In Raytheon Techs. Corp. v. General Electric Co., 20-1755 (Fed. Cir. Apr. 16, 2021) (precedential), the Federal Circuit issued a rare reversal of a PTAB final determination of obviousness because the principal reference used in the obviousness combination was not “self-enabled,” and no other record evidence cured that defect.
Raytheon owns U.S. Patent No. 9,695,751. The ’751 patent is directed to a multi-stage, geared, gas turbine aircraft engine. The independent claims include traditional features of gas-turbine engines like a fan, a compressor section, a combustor, and a fan-driven turbine section. The claims also include a “speed change system,” which refers to internal gearing between the turbine section and fan section. General Electric (“GE”) petitioned for inter partes review of the ’751 patent.
The “key distinguishing feature” of the ’751 patent claims, according to the court, was the recitation of a “power density” range for the engine that the patent describes as being “much higher than in the prior art.” GE’s primary reference in the IPR was a 1987 NASA technical memorandum (“Knip”). That reference envisioned superior performance characteristics for a future “advanced [turbofan] engine” that would incorporate “all composite materials.” According to the court, those advanced materials “allowed the author of Knip to assume aggressive performance parameters for an ‘advanced engine,’ including then-unachievable pressure ratios and turbine temperatures.” On the record developed before the PTAB, such an all-composite engine was unattainable as of the ’751 patent’s invention date.
GE did not dispute that Knip relied on revolutionary materials that were unavailable as of the invention date to support the disclosed aggressive performance parameters. Nor did GE argue that a skilled artisan could have achieved those aggressive performance parameters by some other means. Rather, GE argued that the issue of whether Knip enabled its advanced engine was “irrelevant” to the question of whether a skilled artisan “reviewing Knip could make the ’751 Patent’s engine (using any already available materials) without undue experimentation.”

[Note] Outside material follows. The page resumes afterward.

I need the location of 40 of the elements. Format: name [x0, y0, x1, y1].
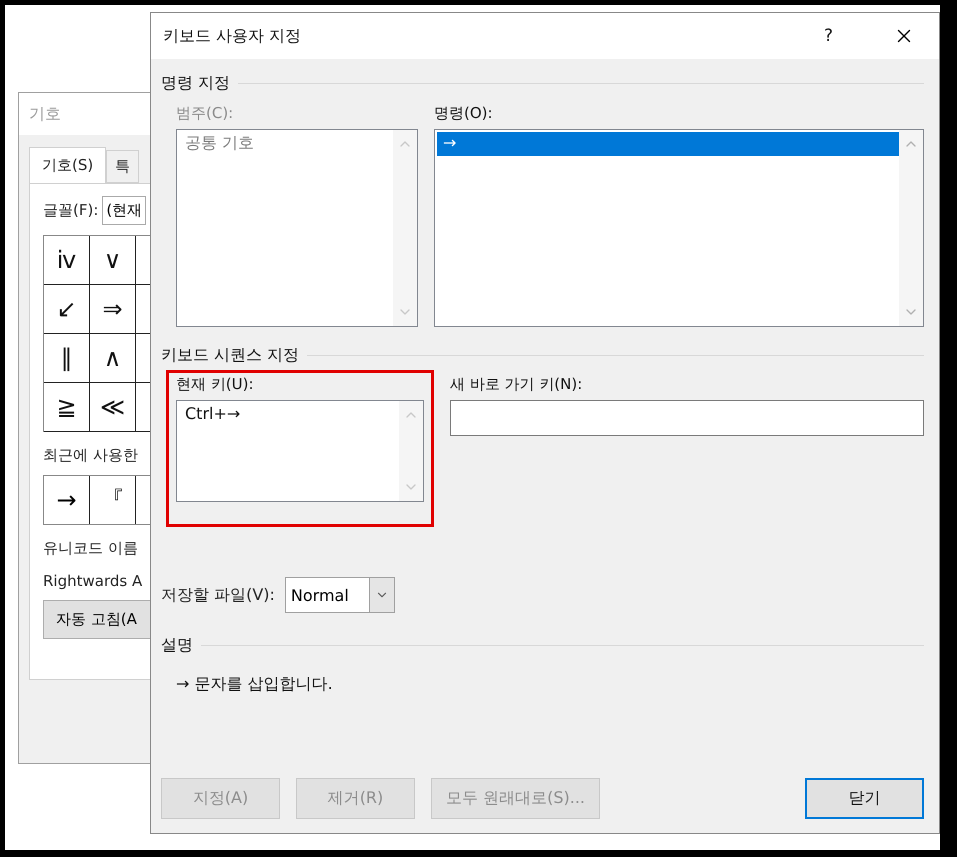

The issues before the court on appeal were whether Knip was an enabling reference; and if not, could it nonetheless support an obviousness case. To tee up its analysis, the court observed that “[t]here is usually no dispute about whether an asserted prior art reference is ‘self-enabling.’” It also observed that “there is no absolute requirement for a relied-upon reference to be self-enabling in the § 103 context, so long as the overall evidence of what was known at the time of invention establishes that a skilled artisan could have made and used the claimed invention.” But “if an obviousness case is based on a non-self-enabled reference, and no other prior art reference or evidence would have enabled a skilled artisan to make the claimed invention,” the court reiterated that on those facts, “the invention cannot be said to have been obvious.”
Here, the court determined that Knip was not a self-enabling reference. The court explained that such references can be used to provide a motivation to combine, and they can be used to supply claim elements enabled by other prior art or evidence. But where the primary reference is not enabling as to the relied-upon disclosure, and no other evidence cures that defect, it cannot prove unpatentability—whether for obviousness or anticipation. So where a party relies on speculative or forward looking embodiments in a prior art reference, it should provide additional evidence to support enablement, or risk the same fate GE suffered here.